What a lovely day …
July 22, 2018
What was planned as a simple dog walk in Dunfermline Glen turned into be much more … joined by 3 kids, 3 mums and another dog!
We ended up spending a couple of hours at the play park … dogs were having fun and then a nice wee drink (only diet coke for me!) and a meal at the Glen Tavern.
I thought I would be out for an hour or so .. but 4 hours later, Im just home … had a great time and met two lovely new women with the most beautiful wee twins …
A good day … now coffee, pj’s and telly time!
You will know
July 22, 2018
This is a happy and sad post all in one.
Yesterday I took the decision to block two people who no longer have a part in my life.
The first was a new “friend”, who tried to keep me as a dark little secret and who I know had lied to others about our “friendship”.

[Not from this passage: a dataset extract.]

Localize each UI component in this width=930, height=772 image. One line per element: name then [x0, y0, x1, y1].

The second was my ex … as many of my friends know, I was deeply hurt by her actions, but after a few months of hurting and anger, we did seem to find our balance … I realised that I did not want her back … or, at the moment, have a “real life” friendship with her, simply because I would have found it difficult.

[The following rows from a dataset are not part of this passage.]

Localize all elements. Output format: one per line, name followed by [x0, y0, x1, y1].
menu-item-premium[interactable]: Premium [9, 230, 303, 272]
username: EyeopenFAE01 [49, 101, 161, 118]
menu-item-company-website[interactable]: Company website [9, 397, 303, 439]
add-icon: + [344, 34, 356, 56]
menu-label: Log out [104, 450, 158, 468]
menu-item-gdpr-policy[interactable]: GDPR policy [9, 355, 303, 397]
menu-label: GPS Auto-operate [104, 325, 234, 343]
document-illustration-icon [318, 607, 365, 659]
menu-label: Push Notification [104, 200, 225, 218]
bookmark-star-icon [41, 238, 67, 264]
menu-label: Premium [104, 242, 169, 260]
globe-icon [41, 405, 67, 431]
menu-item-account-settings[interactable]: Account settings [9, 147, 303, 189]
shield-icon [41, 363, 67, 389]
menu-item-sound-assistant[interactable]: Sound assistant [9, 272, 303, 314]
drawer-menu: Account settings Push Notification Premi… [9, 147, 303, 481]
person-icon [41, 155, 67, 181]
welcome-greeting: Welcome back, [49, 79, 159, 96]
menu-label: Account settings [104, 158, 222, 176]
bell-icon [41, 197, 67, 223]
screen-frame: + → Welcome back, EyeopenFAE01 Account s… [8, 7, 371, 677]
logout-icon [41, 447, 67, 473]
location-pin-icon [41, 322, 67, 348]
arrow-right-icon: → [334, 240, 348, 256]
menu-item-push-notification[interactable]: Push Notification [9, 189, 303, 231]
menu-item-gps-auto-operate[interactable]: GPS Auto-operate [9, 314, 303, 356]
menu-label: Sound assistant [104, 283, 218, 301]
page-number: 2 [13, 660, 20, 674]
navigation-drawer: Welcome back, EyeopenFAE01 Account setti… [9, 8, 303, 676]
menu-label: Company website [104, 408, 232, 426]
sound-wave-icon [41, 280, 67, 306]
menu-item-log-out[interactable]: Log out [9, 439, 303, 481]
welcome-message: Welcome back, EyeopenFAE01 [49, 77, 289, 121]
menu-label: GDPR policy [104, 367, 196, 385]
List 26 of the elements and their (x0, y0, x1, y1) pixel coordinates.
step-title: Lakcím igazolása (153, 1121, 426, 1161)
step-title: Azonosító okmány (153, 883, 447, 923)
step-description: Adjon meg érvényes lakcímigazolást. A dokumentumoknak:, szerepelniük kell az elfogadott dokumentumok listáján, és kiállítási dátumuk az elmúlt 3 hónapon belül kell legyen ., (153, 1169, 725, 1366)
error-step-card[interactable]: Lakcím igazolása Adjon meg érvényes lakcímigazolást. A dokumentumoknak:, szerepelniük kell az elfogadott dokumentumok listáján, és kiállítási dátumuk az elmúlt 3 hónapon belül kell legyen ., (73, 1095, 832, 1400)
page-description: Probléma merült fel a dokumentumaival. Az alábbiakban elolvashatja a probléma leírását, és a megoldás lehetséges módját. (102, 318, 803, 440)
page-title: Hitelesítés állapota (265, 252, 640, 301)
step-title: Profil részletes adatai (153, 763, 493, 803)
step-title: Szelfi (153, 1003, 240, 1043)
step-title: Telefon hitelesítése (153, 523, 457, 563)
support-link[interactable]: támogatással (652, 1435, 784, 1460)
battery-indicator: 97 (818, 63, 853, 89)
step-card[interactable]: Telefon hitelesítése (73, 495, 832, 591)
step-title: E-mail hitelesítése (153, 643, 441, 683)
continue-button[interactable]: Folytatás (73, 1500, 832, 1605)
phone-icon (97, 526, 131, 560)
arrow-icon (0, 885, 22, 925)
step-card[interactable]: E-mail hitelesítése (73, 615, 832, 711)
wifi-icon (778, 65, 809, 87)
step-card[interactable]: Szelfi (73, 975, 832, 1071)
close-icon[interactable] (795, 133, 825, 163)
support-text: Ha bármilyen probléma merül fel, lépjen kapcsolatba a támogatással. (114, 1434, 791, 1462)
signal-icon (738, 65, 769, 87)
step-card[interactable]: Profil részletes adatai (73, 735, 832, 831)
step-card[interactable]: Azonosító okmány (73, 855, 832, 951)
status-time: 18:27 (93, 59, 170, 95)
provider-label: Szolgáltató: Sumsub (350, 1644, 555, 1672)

We did seem to fall into an online friendship, mostly just by messages, until I suddenly realised I was being open and honest about my life but in return I was receiving just a few words in reply.
I had no idea if I was just being a bit sensitive … so I asked her how she was … no reply…
The weird thing is, it was her wish for us to remain friends … not mine … and it took a lot of soul searching on my part to be able to even have any contact with her… but I realised that no matter how badly it ended and how hurt I was … during our time together, she made me happy … and so I thought I would swallow my pride and have some contact with her.
It now seems I was wrong to believe she wanted friendship and I find that quite sad.
She was the major part of my life, we shared a lot together and done a lot together and when we split I was lost for a lot of months … one day I thought I was in a happy and settled relationship and the next, nothing.
Obviously, having a new girlfriend makes me less important in her life, which is understandable … but to walk away after hurting me so much, wanting friendship and then not, seems just another way to try to hurt me… but now, instead of being hurt, I just think “oh well … your loss” …
I wish both the above people all the best in life … in many ways I still miss them both .. but I also feel sorry for them both…. however, I have my boundaries … and both broke them and I realise that I was not meant to be part of their lives, not because of my actions, but because of theirs.
I guess we all have different morals and standards … and to be honest, I have enough fantastic friends, without having to chase others who have no respect for me.
Definitely time to close the door to the past.